Growing up in Saint Louis during segregation, his family and all their neighbors had to put up with a lot of bull crap (some of it isn’t much different still from today). It makes sense that Davis often remarks on his fondness for friends and family who stood up to racist Whites. His dad once loaded up a shotgun and chased after a white teenage boy who had shouted racist slurs at his son, Miles. For Davis’ father, mother, and close family friends in East Saint Louis, the Race Riots of 1917 were fresh wounds in their memories when Davis was born in 1926; and that racial tension was undoubtedly a part of his formative years.
Today’s message boards on jazz tout that Davis was a legit pimp, selling his friend’s sisters to fellow musicians. (If Davis claims that for himself, I haven’t read it yet.) He was a heavy drug user for much of his life. Others claim that he notoriously took credit for compositions that weren’t entirely his. Particularly, his attributed compositions created during his time with Bill Evans and Gil Evans (no relation) are subject to some scrutiny.
Here’s a little story about one of my favorite Miles Davis tunes, “Solar”:
The first two bars of the song, an up-beat blues-like swing melody, is attributed to Miles Davis, but was actually a composition by Chuck Wayne, called “Sonny”. It’s a long-debated topic, but you can read about it (and hear it) for yourself in a Library of Congress blog post. Read the comments, too. It’s not too difficult to see that Davis likely stole “Sunny” and retitled it “Solar”. And it’s a little more than coincidental that Sonny (the song was named for one of Wayne’s friends) could also be interpreted as the homonym “sunny”, and Davis took that idea and changed the name to the related “solar”. In all, it was a pretty crap move.
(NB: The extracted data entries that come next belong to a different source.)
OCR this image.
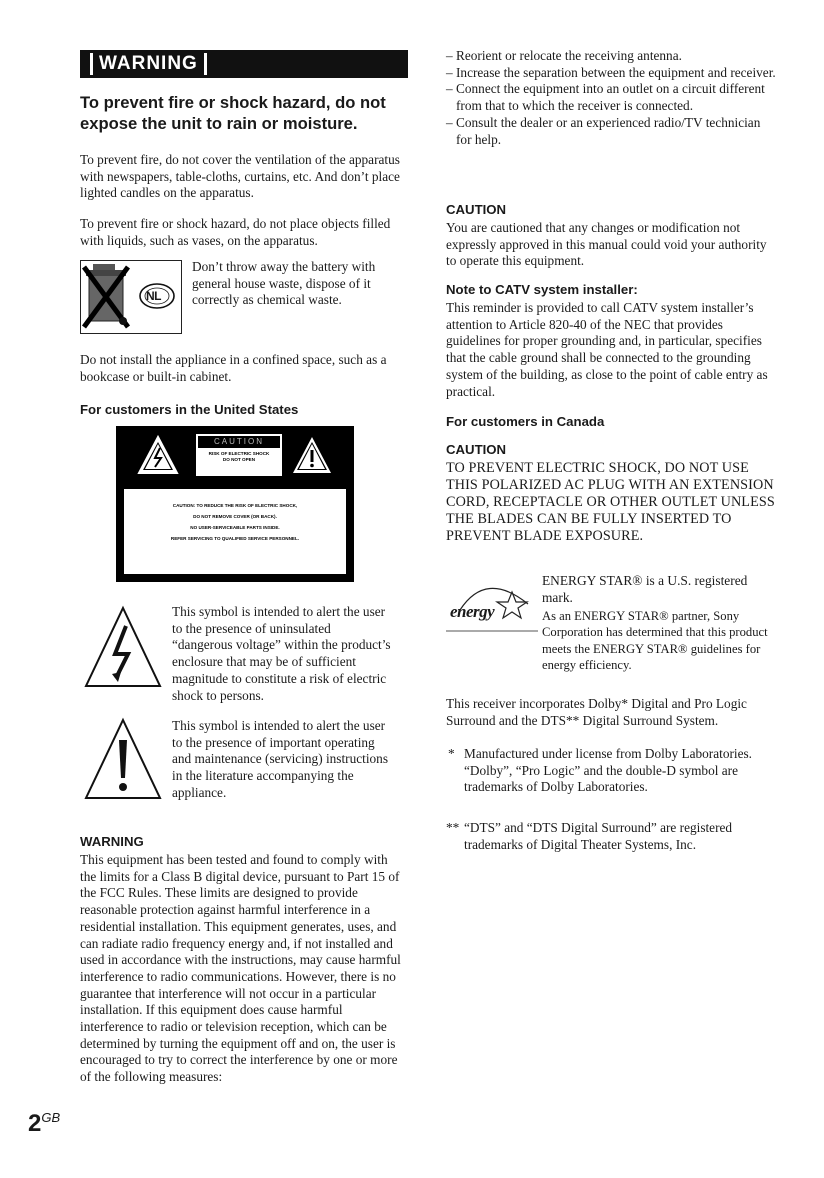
WARNING
To prevent fire or shock hazard, do not expose the unit to rain or moisture.

To prevent fire, do not cover the ventilation of the apparatus with newspapers, table-cloths, curtains, etc. And don’t place lighted candles on the apparatus.

To prevent fire or shock hazard, do not place objects filled with liquids, such as vases, on the apparatus.

NL

Don’t throw away the battery with general house waste, dispose of it correctly as chemical waste.

Do not install the appliance in a confined space, such as a bookcase or built-in cabinet.

For customers in the United States
CAUTION
RISK OF ELECTRIC SHOCK
DO NOT OPEN
CAUTION: TO REDUCE THE RISK OF ELECTRIC SHOCK,
DO NOT REMOVE COVER (OR BACK).
NO USER-SERVICEABLE PARTS INSIDE.
REFER SERVICING TO QUALIFIED SERVICE PERSONNEL.

This symbol is intended to alert the user to the presence of uninsulated “dangerous voltage” within the product’s enclosure that may be of sufficient magnitude to constitute a risk of electric shock to persons.

This symbol is intended to alert the user to the presence of important operating and maintenance (servicing) instructions in the literature accompanying the appliance.

WARNING

This equipment has been tested and found to comply with the limits for a Class B digital device, pursuant to Part 15 of the FCC Rules. These limits are designed to provide reasonable protection against harmful interference in a residential installation. This equipment generates, uses, and can radiate radio frequency energy and, if not installed and used in accordance with the instructions, may cause harmful interference to radio communications. However, there is no guarantee that interference will not occur in a particular installation. If this equipment does cause harmful interference to radio or television reception, which can be determined by turning the equipment off and on, the user is encouraged to try to correct the interference by one or more of the following measures:

$2^{GB}$
– Reorient or relocate the receiving antenna.
– Increase the separation between the equipment and receiver.
– Connect the equipment into an outlet on a circuit different from that to which the receiver is connected.
– Consult the dealer or an experienced radio/TV technician for help.
CAUTION

You are cautioned that any changes or modification not expressly approved in this manual could void your authority to operate this equipment.

Note to CATV system installer:

This reminder is provided to call CATV system installer’s attention to Article 820-40 of the NEC that provides guidelines for proper grounding and, in particular, specifies that the cable ground shall be connected to the grounding system of the building, as close to the point of cable entry as practical.

For customers in Canada
CAUTION

TO PREVENT ELECTRIC SHOCK, DO NOT USE THIS POLARIZED AC PLUG WITH AN EXTENSION CORD, RECEPTACLE OR OTHER OUTLET UNLESS THE BLADES CAN BE FULLY INSERTED TO PREVENT BLADE EXPOSURE.

energy

ENERGY STAR® is a U.S. registered mark.

As an ENERGY STAR® partner, Sony Corporation has determined that this product meets the ENERGY STAR® guidelines for energy efficiency.

This receiver incorporates Dolby* Digital and Pro Logic Surround and the DTS** Digital Surround System.

* Manufactured under license from Dolby Laboratories.

“Dolby”, “Pro Logic” and the double-D symbol are trademarks of Dolby Laboratories.

** “DTS” and “DTS Digital Surround” are registered trademarks of Digital Theater Systems, Inc.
And what’s worse, because of U.S. copyright law at the time, Wayne’s estate has no legal recourse or claim to the composition today. (There were major reforms to U.S. copyright law in 1976 and 1998.)
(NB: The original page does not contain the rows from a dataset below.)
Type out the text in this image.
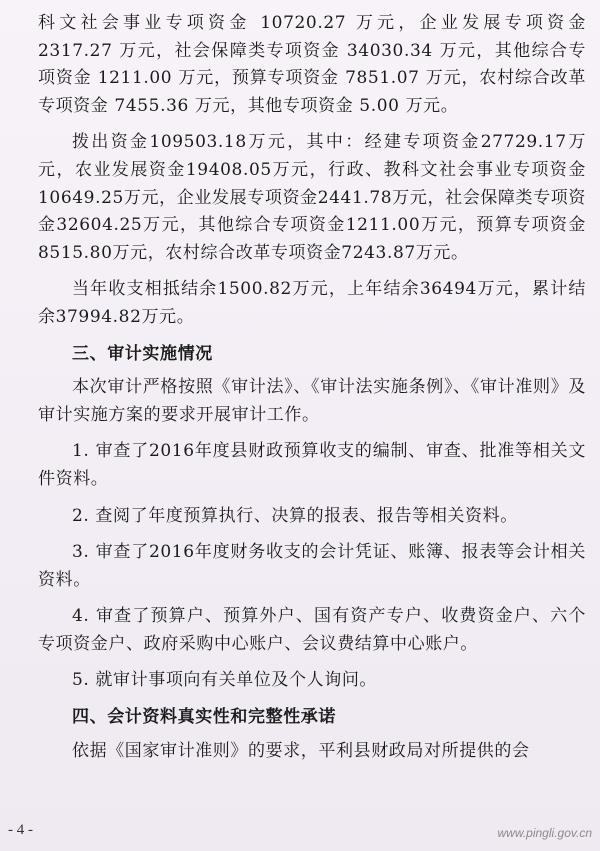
科文社会事业专项资金 10720.27 万元，企业发展专项资金 2317.27 万元，社会保障类专项资金 34030.34 万元，其他综合专项资金 1211.00 万元，预算专项资金 7851.07 万元，农村综合改革专项资金 7455.36 万元，其他专项资金 5.00 万元。

拨出资金109503.18万元，其中：经建专项资金27729.17万元，农业发展资金19408.05万元，行政、教科文社会事业专项资金10649.25万元，企业发展专项资金2441.78万元，社会保障类专项资金32604.25万元，其他综合专项资金1211.00万元，预算专项资金8515.80万元，农村综合改革专项资金7243.87万元。

当年收支相抵结余1500.82万元，上年结余36494万元，累计结余37994.82万元。

三、审计实施情况

本次审计严格按照《审计法》、《审计法实施条例》、《审计准则》及审计实施方案的要求开展审计工作。

1. 审查了2016年度县财政预算收支的编制、审查、批准等相关文件资料。

2. 查阅了年度预算执行、决算的报表、报告等相关资料。

3. 审查了2016年度财务收支的会计凭证、账簿、报表等会计相关资料。

4. 审查了预算户、预算外户、国有资产专户、收费资金户、六个专项资金户、政府采购中心账户、会议费结算中心账户。

5. 就审计事项向有关单位及个人询问。

四、会计资料真实性和完整性承诺

依据《国家审计准则》的要求，平利县财政局对所提供的会

- 4 -	www.pingli.gov.cn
In all, Miles Dewey Davis III’s influence on jazz and even rock fusion was monumental. Not many other musicians can compare. But for Miles, with great success also came great shortcomings. His imprint on nearly every now-known jazz style makes all musicians who come after indebted to his life—the ugly parts and the great. With musician-composers/songwriters like Davis (and SRV and Hendrix and Kurt Cobain, to name a few), as great as they were, we can’t help but wonder if they would have been even greater had their lives not been riddled with drug addiction and other vices.
As you drink our Miles American Pale Ale Series beers, consider spinning Davis’ Kind of Blue, the greatest-selling jazz record of all time.